# Lowrance Elite-5 DSI



## Sleestac (Feb 29, 2012)

I just picked up the Lowrance Elite-5 DSI for the PA. The instructions say thru hull mounting is not recommended because it degrades the imaging. I doubt the thin yak hull will interfere with it as much as a fiberglass boat hull would. Any others running this unit and had any problems with mounting it thru the hull?


----------



## Flatspro (Oct 3, 2007)

Almost everyone I know use the thru hull mounting. Kinda hard to mount on the outside under the waterline unless you have a 2013 PA. I think it actually has a mounting plate. I am mounting mine this week and it will be shoot thru.


----------



## Donnie24 (Jan 12, 2013)

I got a Ocean Kayak Trident 13 an i got the Lowrance Mark 4x DSI an i got it mounted through the scupper hole with the Lowrance Scupper Transducer Mount if that helps any!


----------



## fishheadspin (Jun 9, 2008)

The down scan image is what will be effected. It will still work but may not paint that perfect picture of the structure for you. Not sure it the plastic will effect it but it will not work thru a fiberglass boat hull.
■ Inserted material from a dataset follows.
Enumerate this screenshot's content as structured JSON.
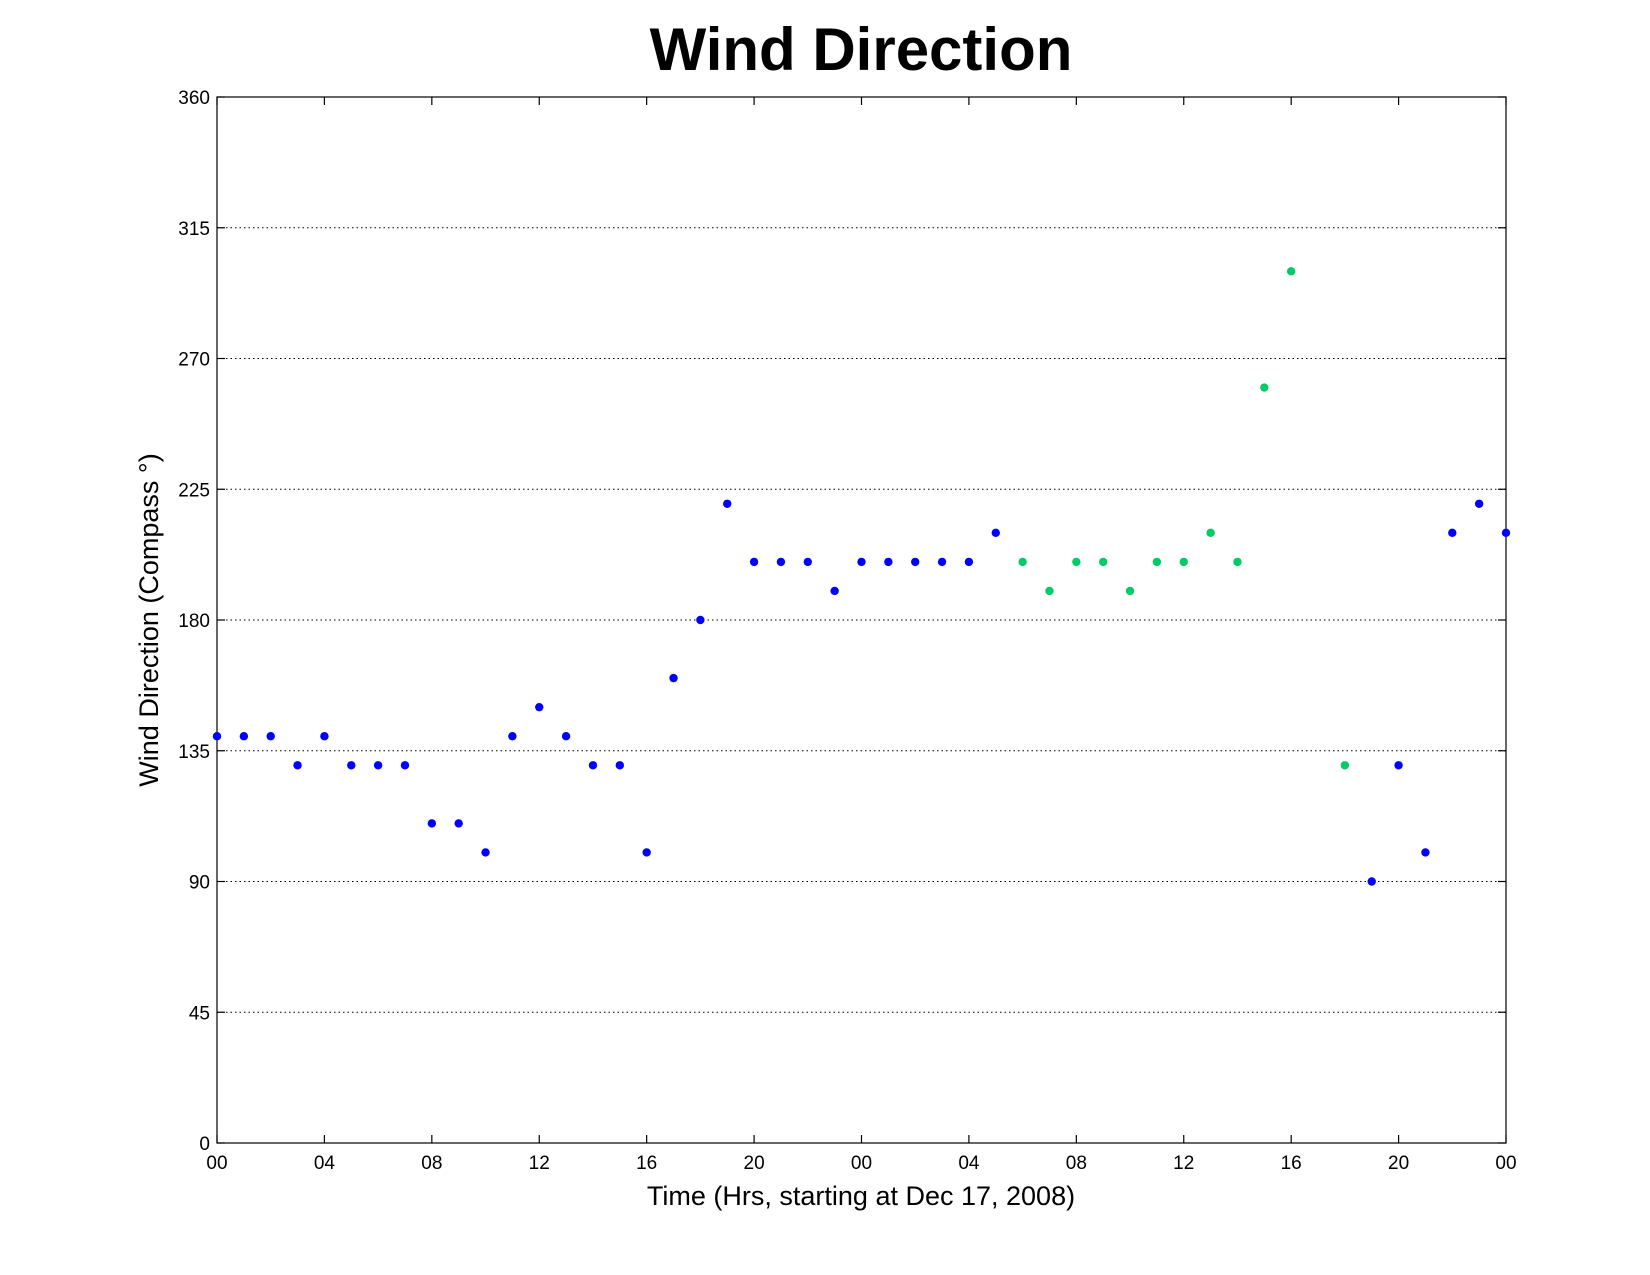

And it does not take much boat turbulence to screw the picture so plastic may hurt your picture.


----------



## Tonka (Feb 5, 2013)

Donnie24 said:


> I got a Ocean Kayak Trident 13 an i got the Lowrance Mark 4x DSI an i got it mounted through the scupper hole with the Lowrance Scupper Transducer Mount if that helps any!


Thanks for the heads up on the scupper mount!! That's the route I will be going!!:thumbsup:


----------